Joseph Jacotot - E. U. Langue Maternelle : DE LA CHRONOLOGIE - 2

Publié le par Joseph Jacotot




Pages 199 à 201



DE LA CHRONOLOGIE
Deuxième partie



    Apprenez votre livre ; tout y est, les vices, les vertus. Tout est dans tout. Celui-là était de notre avis, et il le portait jusqu’à l’exagération, qui disait : Donnez-moi une ligne d’écriture d’un homme et je le ferai pendre.
    Racontez-moi une phrase de la conversation de qui vous voudrez, j’y trouverai tout ce qu’il vous plaira à force de l’interpréter de mille manières.
   
    Tout fait allusion à tout quand on veut. Le lecteur fait toujours la moitié des frais de l’esprit de l’auteur ;  il fait quelquefois tout le mérite de l’ouvrage, dit, à peu près, Bossuet en parlant de ses auditeurs.


    C’est peut-être une des raisons pour lesquelles les pièces qui fourmillent d’allusions finissent par devenir insipides.

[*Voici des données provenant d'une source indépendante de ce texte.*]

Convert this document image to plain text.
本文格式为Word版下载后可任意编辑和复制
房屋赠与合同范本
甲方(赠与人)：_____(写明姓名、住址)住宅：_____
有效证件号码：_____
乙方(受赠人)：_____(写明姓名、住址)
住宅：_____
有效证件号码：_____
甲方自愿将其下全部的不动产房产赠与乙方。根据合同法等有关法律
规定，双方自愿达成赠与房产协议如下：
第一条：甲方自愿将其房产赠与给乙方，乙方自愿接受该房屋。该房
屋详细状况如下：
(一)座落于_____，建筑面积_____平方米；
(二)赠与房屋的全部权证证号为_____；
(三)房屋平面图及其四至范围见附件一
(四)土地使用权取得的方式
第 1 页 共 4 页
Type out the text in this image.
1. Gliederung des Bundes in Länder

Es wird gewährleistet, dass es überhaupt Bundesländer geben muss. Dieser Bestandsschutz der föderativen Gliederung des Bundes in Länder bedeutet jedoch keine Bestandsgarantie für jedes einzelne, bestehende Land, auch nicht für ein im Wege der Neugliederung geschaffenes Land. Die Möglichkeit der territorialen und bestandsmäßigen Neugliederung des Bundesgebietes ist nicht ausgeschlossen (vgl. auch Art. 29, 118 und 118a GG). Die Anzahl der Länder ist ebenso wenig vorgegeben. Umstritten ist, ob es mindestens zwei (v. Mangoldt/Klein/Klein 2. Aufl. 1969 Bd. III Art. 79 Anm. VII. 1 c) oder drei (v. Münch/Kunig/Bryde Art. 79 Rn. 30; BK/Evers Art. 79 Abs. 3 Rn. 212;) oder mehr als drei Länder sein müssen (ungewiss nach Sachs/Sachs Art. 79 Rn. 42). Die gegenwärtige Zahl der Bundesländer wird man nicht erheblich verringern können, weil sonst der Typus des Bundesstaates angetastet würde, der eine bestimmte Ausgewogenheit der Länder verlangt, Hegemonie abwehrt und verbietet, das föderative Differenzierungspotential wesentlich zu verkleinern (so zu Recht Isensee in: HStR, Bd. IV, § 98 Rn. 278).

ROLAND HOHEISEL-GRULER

Il faut sans doute que l’esprit de l’auditeur  travaille ; ce n’est pas tant ce que l’auditeur dit que ce que le lecteur en pense qui nous instruit et nous attache ; mais on aime la liberté, on veut penser à son gré ; et l’écrivain qui ne parle que par allusions et par allégories nous mène trop ; il ne nous laisse pas aller nous-mêmes.  Nous sommes, pour ainsi dire, passifs : c’est une énigme dont tout le monde sait le mot et qui n’a rien de piquant pour personne.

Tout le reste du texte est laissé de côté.